Une très jolie photo de moi enfant prise par mon talentueux oncle Guy

On ne sort jamais vraiment de l’enfance. La petite fille que j’étais vient souvent m’habiter, à mon corps défendant, dans des moments incongrus. Quand mon fils est rentré à l’école, j’avais, par exemple, la gorge serrée à chaque réunion de parent d’élèves. Ce n’était pas la mère mais l’ancienne écolière qui était assise derrière ce bureau, anxieuse et tourmentée par la peur de mal faire. L’odeur de la craie et des cahiers neufs, le crissement des chaises en bois contre le sol, la danse des talons de la maitresse sur l’estrade: tout cela me ramenait inexorablement à mon enfance. Au travail, c’était souvent la petite fille en quête perpétuelle de reconnaissance qui parlait à ma place. Pour plaire à ce père symbolique, j’ai souvent bâillonné mes envies, couru après les encouragements, espéré les bons points…Ma psy m’avait confirmé à l’époque que le monde professionnel ressemblait souvent à une scène familiale : on y rejouait fréquemment les émotions vécues, le patron incarnant le père ou la mère et les collègues les frères et sœurs. Eternel recommencement du théâtre de l’inconscient…

Même si la petite fille en moi vient généralement m’habiter dans des moments de tension ou de tourment, je la chéris tendrement. Je parle doucement à son oreille et essaye patiemment de calmer ses angoisses. Même si je n’y arrive pas toujours.

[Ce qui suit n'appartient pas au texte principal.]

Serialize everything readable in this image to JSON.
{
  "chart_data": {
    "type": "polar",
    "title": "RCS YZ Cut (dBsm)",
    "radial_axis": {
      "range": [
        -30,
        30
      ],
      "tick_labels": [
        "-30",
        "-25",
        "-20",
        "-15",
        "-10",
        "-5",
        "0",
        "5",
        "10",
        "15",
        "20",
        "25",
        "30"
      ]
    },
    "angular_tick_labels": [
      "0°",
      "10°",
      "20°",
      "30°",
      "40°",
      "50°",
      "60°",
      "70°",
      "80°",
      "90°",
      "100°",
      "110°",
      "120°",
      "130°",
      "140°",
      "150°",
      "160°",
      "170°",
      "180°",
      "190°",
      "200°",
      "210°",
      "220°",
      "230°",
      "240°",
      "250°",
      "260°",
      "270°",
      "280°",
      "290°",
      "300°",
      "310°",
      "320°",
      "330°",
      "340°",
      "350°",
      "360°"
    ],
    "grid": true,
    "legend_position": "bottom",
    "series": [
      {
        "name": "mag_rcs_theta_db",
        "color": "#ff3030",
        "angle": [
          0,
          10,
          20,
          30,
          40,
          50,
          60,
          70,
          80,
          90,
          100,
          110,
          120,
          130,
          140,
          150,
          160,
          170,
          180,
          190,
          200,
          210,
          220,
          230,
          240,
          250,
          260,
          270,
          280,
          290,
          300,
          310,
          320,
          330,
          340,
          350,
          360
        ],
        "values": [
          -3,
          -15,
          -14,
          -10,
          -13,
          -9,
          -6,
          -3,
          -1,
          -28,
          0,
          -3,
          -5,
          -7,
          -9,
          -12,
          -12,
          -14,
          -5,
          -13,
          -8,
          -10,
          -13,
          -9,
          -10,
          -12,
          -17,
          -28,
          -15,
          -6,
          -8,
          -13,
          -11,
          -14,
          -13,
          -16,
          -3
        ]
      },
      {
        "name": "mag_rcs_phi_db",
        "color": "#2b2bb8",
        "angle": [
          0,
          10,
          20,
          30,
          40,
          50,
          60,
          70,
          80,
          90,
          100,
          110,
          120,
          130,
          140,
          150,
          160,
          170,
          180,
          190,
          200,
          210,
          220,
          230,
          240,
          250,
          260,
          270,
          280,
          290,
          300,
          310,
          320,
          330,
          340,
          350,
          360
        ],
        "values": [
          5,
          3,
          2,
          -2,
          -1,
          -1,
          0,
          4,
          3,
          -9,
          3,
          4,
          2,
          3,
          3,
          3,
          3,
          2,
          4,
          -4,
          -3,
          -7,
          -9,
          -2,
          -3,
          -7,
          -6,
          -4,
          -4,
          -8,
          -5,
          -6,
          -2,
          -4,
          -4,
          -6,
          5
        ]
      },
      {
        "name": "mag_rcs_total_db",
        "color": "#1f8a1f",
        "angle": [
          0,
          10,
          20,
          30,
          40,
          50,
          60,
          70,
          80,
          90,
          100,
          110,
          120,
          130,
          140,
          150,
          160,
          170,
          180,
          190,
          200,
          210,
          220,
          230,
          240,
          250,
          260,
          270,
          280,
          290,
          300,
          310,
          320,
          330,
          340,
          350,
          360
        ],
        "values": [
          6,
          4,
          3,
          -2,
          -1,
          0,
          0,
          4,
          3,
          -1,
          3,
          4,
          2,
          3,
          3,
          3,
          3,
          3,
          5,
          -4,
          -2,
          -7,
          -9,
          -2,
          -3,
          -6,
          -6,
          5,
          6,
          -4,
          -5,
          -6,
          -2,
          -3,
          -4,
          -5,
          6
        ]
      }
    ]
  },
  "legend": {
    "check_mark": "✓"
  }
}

Cette proximité avec cet autre moi a crée chez moi un attrait tout particulier pour le monde de l’enfance. Par un hasard heureux, j’ai lu récemment et à quelques jours d’intervalles 2 ouvrages à ce sujet qui m’ont particulièrement touchée.

Le premier, « Enfances » est un livre bouleversant dans lequel Sempé se confie à Marc Lecarpentier. Celui que j’imaginais avoir une jeunesse aussi sereine et joyeuse que le petit Nicolas revient sur une enfance « lugubre et un peu tragique ». Sans pathos ni rancœur il raconte ce beau-père qui abusait de la bouteille, les terribles scènes de ménages, les torgnoles et les crises de nerfs. Il revient avec beaucoup de pudeur sur sa pauvreté, les déménagements incessants, son bégaiement et ses tics nerveux. Pour fuir cette réalité sordide, il s’instruit grâce à la radio et aux journaux et se met à dessiner « des gens heureux ». Et le miracle se produit…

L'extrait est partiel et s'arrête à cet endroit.